Like enzymes, ion channels have specific substrates: Potassium, sodium, calcium, and chloride channels permit only their namesake ions to diffuse through their pores. The MacKinnon lab has used mutational analysis to show that potassium channels are tetramers of identical subunits and that specific “signature sequence” amino acids form a selectivity filter that allows only these ions to pass through.
To understand how the selectivity filter conducts potassium ions, the MacKinnon lab determined the x-ray structures of numerous potassium channels, including the KcsA potassium channel at a resolution higher than 2.0 Å, and has proposed a mechanism for their function. His lab has also investigated an ion selectivity by determining the atomic structures of prokaryotic and eukaryotic members of the CLC chloride channel family. Although built on a completely different architectural plan than that of potassium channels, these transport proteins use many of the same basic physical principles.

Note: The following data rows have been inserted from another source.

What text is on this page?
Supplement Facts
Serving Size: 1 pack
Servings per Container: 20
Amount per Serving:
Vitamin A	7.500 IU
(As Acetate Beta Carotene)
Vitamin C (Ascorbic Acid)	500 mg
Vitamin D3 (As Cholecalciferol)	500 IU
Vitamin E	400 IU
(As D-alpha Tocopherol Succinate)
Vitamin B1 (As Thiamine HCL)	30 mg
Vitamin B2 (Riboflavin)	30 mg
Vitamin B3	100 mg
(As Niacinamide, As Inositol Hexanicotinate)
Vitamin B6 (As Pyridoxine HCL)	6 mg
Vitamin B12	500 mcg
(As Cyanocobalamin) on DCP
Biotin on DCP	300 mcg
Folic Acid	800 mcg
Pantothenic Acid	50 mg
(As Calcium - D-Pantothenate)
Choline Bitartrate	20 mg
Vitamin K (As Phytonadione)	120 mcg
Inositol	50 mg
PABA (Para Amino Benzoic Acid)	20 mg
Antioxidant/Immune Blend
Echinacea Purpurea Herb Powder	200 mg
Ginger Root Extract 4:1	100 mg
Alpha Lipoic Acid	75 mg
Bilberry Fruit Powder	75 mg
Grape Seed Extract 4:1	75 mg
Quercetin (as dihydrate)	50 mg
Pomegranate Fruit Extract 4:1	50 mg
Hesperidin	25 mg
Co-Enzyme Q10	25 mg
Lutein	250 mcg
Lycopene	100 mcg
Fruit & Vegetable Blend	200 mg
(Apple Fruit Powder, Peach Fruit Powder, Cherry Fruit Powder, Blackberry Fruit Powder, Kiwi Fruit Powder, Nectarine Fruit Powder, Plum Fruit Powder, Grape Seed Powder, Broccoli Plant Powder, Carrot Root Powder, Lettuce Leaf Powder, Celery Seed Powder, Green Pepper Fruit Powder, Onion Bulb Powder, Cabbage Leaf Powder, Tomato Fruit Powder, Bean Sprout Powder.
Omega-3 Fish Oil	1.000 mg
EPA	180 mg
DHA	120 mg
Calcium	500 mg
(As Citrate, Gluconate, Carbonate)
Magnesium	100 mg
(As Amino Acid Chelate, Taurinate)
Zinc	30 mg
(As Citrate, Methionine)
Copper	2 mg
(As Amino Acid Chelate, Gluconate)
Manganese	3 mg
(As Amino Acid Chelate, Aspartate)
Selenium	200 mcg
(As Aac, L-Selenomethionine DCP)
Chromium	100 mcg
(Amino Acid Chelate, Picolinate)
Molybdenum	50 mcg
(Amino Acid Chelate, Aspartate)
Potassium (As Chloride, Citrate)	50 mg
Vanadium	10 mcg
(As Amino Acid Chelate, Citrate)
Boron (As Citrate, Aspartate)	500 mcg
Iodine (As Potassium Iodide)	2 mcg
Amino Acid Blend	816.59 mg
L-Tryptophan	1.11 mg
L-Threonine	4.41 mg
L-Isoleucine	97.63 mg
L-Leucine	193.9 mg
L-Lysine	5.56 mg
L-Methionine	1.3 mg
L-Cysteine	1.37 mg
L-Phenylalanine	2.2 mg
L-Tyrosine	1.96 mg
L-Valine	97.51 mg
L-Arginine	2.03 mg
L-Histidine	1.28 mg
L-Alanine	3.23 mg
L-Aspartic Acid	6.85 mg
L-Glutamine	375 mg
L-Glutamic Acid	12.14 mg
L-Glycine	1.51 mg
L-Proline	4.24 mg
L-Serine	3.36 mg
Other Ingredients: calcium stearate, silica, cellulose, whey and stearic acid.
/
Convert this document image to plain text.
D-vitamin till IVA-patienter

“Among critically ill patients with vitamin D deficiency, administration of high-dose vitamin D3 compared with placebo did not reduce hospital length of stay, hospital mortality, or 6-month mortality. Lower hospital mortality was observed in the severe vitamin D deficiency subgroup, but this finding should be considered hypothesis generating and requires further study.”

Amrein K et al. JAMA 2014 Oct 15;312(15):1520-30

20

The diverse members of the potassium channel family have evolved to open in response to specific triggers in their environments. To understand the atomic basis of potassium channel gating, the MacKinnon lab has analyzed the function and determined the structures of several different members of the family. For example, studies of MthK and BK have begun to reveal how the free energy of calcium binding is harnessed to open the pore. In addition, the lab has advanced the understanding of how the inward rectifier Kir2 opens in response to a lipid and Kir3 in response to a G protein by resolving these channels’ atomic structures. MacKinnon’s group has also determined structures of both archaebacterial and eukaryotic voltage-dependent potassium (Kv) channels and has posited several fundamentally new ideas about their mechanism.
Recently, his group has begun to study mechanical gating, which underlies sensory detection in touch and hearing as well as basic physiological processes such as cell volume regulation and blood pressure control. MacKinnon and others have observed significant mechanosensitivity in the gating of certain potassium and calcium channels. Now, they seek to understand how mechanical forces elicit electrical signals, and if mechanosensitivity is physiologically relevant in these channels.
For much of this ongoing work, lab members employ cryo-electron microscopy, taking advantage of new, highly sensitive direct electron detectors and other advances. By obviating the need for crystals, this technology has made it possible to determine detailed structures of long-inaccessible channels such as Slo1 and Slo2, Eag1, hERG, KcnQ, and HCN to gain new insights into their function.
MacKinnon is a faculty member in the David Rockefeller Graduate Program, the Tri-Institutional M.D.-Ph.D. Program, and the Tri-Institutional Ph.D. Program in Chemical Biology.